Existem expressões que ouvimos diariamente e que às vezes as proferimos também: “… Nossa! Já estamos no final do ano; a semana voou; nem vi o dia passar…” e assim por diante. Mas esta preocupação – dupla jornada de trabalhos, estudos, família… – embora pareça fruto da modernidade, tem registros a tempos antes mesmo de Cristo. Um filósofo que fez grandes reflexões sobre o tema onde algumas dessas se encontram na obra de quase dois mil anos com o título “Sobre a brevidade da vida”, é o intelectual Lúcio Anneo Sêneca. Para mim, a parte mais marcante do livro é quando ele faz a seguinte reflexão: “Pergunte à tua memória, quando atingiste a um objetivo? Quantas vezes o dia transcorreu como o planejado? Quando usaste teu tempo contigo mesmo?”.
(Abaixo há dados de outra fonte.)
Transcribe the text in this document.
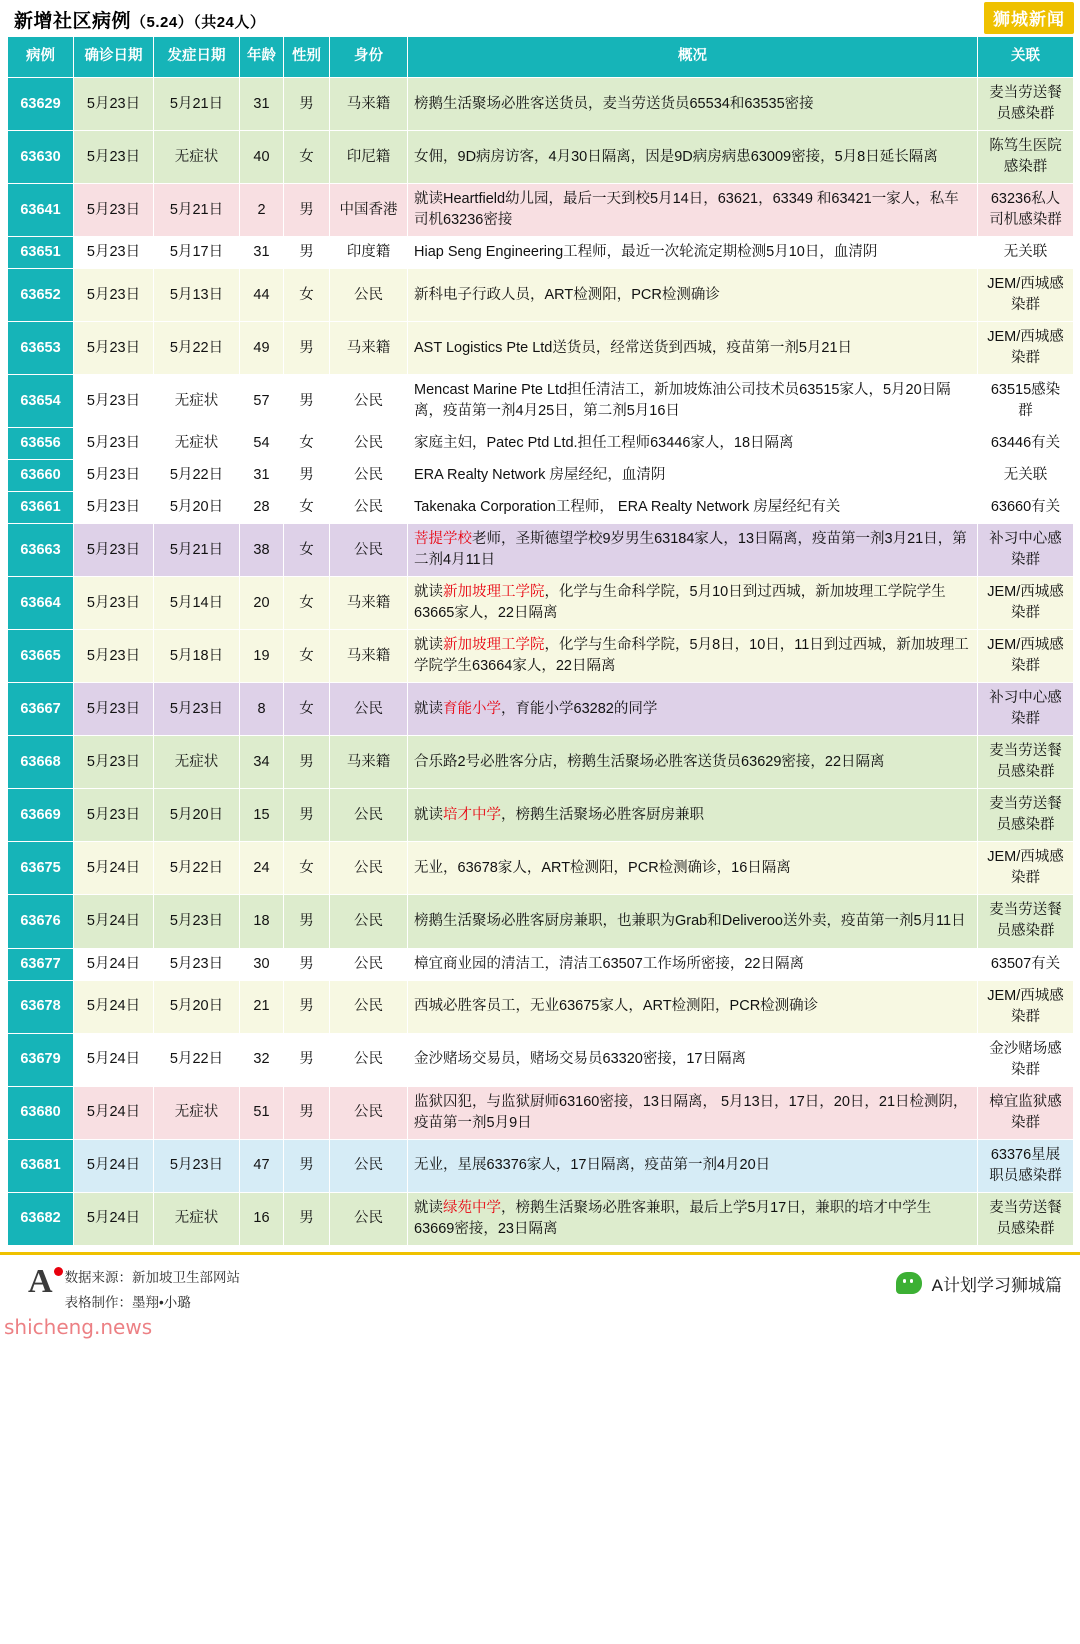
新增社区病例（5.24）（共24人）	狮城新闻
病例	确诊日期	发症日期	年龄	性别	身份	概况	关联
63629	5月23日	5月21日	31	男	马来籍	榜鹅生活聚场必胜客送货员，麦当劳送货员65534和63535密接	麦当劳送餐员感染群
63630	5月23日	无症状	40	女	印尼籍	女佣，9D病房访客，4月30日隔离，因是9D病房病患63009密接，5月8日延长隔离	陈笃生医院感染群
63641	5月23日	5月21日	2	男	中国香港	就读Heartfield幼儿园，最后一天到校5月14日，63621，63349 和63421一家人，私车司机63236密接	63236私人司机感染群
63651	5月23日	5月17日	31	男	印度籍	Hiap Seng Engineering工程师，最近一次轮流定期检测5月10日，血清阴	无关联
63652	5月23日	5月13日	44	女	公民	新科电子行政人员，ART检测阳，PCR检测确诊	JEM/西城感染群
63653	5月23日	5月22日	49	男	马来籍	AST Logistics Pte Ltd送货员，经常送货到西城，疫苗第一剂5月21日	JEM/西城感染群
63654	5月23日	无症状	57	男	公民	Mencast Marine Pte Ltd担任清洁工，新加坡炼油公司技术员63515家人，5月20日隔离，疫苗第一剂4月25日，第二剂5月16日	63515感染群
63656	5月23日	无症状	54	女	公民	家庭主妇，Patec Ptd Ltd.担任工程师63446家人，18日隔离	63446有关
63660	5月23日	5月22日	31	男	公民	ERA Realty Network 房屋经纪，血清阴	无关联
63661	5月23日	5月20日	28	女	公民	Takenaka Corporation工程师， ERA Realty Network 房屋经纪有关	63660有关
63663	5月23日	5月21日	38	女	公民	菩提学校老师，圣斯德望学校9岁男生63184家人，13日隔离，疫苗第一剂3月21日，第二剂4月11日	补习中心感染群
63664	5月23日	5月14日	20	女	马来籍	就读新加坡理工学院，化学与生命科学院，5月10日到过西城，新加坡理工学院学生63665家人，22日隔离	JEM/西城感染群
63665	5月23日	5月18日	19	女	马来籍	就读新加坡理工学院，化学与生命科学院，5月8日，10日，11日到过西城，新加坡理工学院学生63664家人，22日隔离	JEM/西城感染群
63667	5月23日	5月23日	8	女	公民	就读育能小学，育能小学63282的同学	补习中心感染群
63668	5月23日	无症状	34	男	马来籍	合乐路2号必胜客分店，榜鹅生活聚场必胜客送货员63629密接，22日隔离	麦当劳送餐员感染群
63669	5月23日	5月20日	15	男	公民	就读培才中学，榜鹅生活聚场必胜客厨房兼职	麦当劳送餐员感染群
63675	5月24日	5月22日	24	女	公民	无业，63678家人，ART检测阳，PCR检测确诊，16日隔离	JEM/西城感染群
63676	5月24日	5月23日	18	男	公民	榜鹅生活聚场必胜客厨房兼职，也兼职为Grab和Deliveroo送外卖，疫苗第一剂5月11日	麦当劳送餐员感染群
63677	5月24日	5月23日	30	男	公民	樟宜商业园的清洁工，清洁工63507工作场所密接，22日隔离	63507有关
63678	5月24日	5月20日	21	男	公民	西城必胜客员工，无业63675家人，ART检测阳，PCR检测确诊	JEM/西城感染群
63679	5月24日	5月22日	32	男	公民	金沙赌场交易员，赌场交易员63320密接，17日隔离	金沙赌场感染群
63680	5月24日	无症状	51	男	公民	监狱囚犯，与监狱厨师63160密接，13日隔离， 5月13日，17日，20日，21日检测阴，疫苗第一剂5月9日	樟宜监狱感染群
63681	5月24日	5月23日	47	男	公民	无业，星展63376家人，17日隔离，疫苗第一剂4月20日	63376星展职员感染群
63682	5月24日	无症状	16	男	公民	就读绿苑中学，榜鹅生活聚场必胜客兼职，最后上学5月17日，兼职的培才中学生63669密接，23日隔离	麦当劳送餐员感染群
A 数据来源：新加坡卫生部网站
表格制作：墨翔•小璐
A计划学习狮城篇
shicheng.news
          Percebam que apenas nestas três linhas encontram-se três breves perguntas que podem nos tirar o sono por noites e noites a fio… (1) Que objetivos atingimos? Eles podem estar relacionados ao nosso trabalho, família, saúde, planos para o futuro ou então, em outro foco, a interrogação (2) sobre se nossos dias acontecem realmente conforme os planejamos. E daí, quanto tempo do dia de hoje foi efetivamente nosso; descontando o do trabalho/estudos, o da atenção (necessária) aos nossos familiares, ou o do tempo perdido desnecessariamente em parafernálias virtuais; (3) quanto de tempo utilizamos para nós mesmos, quer seja para dormir, praticar um esporte, ler um livro, ver um filme, ouvir uma música ou mesmo andar descalço? Quanto dele utilizamos para viver?

          A obra de Sêneca já nos chama a atenção há muitos séculos sobre o quanto a vida passa rapidamente, queiramos ou não. Já critiquei aquela frase “Tempo é dinheiro” por entender que não é, pois dinheiro podemos acumular e poupar para o utilizarmos depois… Tempo não, temos um dia de 24 horas do qual não podemos separar uma ou duas delas para acumularmos e nos beneficiarmos noutra data.

         É claro que não estou sugerindo correrias dando a ideia de que assim aproveitaremos em quantidade até o último segundo, pelo contrário, proponho que saboreemos os dias em qualidade. Para tanto, diminuir o ritmo, avaliar o que realmente é importante para o momento, desobrigar-se de correr atrás de aquisições que o consumismo nos provoca dando-nos a sensação de que as precisamos – para depois corremos atrás para pagá-las – ou seja: mudança de postura.

         A tudo isto o trabalho psicoterápico se propõe a discutir quando decidimos por utilizar o tempo para “conosco mesmo”, como sugere o filósofo. O fato é que, com correrias ou com o vagar de quem vive a cada momento, os dias passarão, e, na magia do poeta Mário Quintana, temos a síntese no poema Relógio: “O mais feroz dos animais domésticos é o relógio de parede: conheço um que já devorou três gerações de minha família.”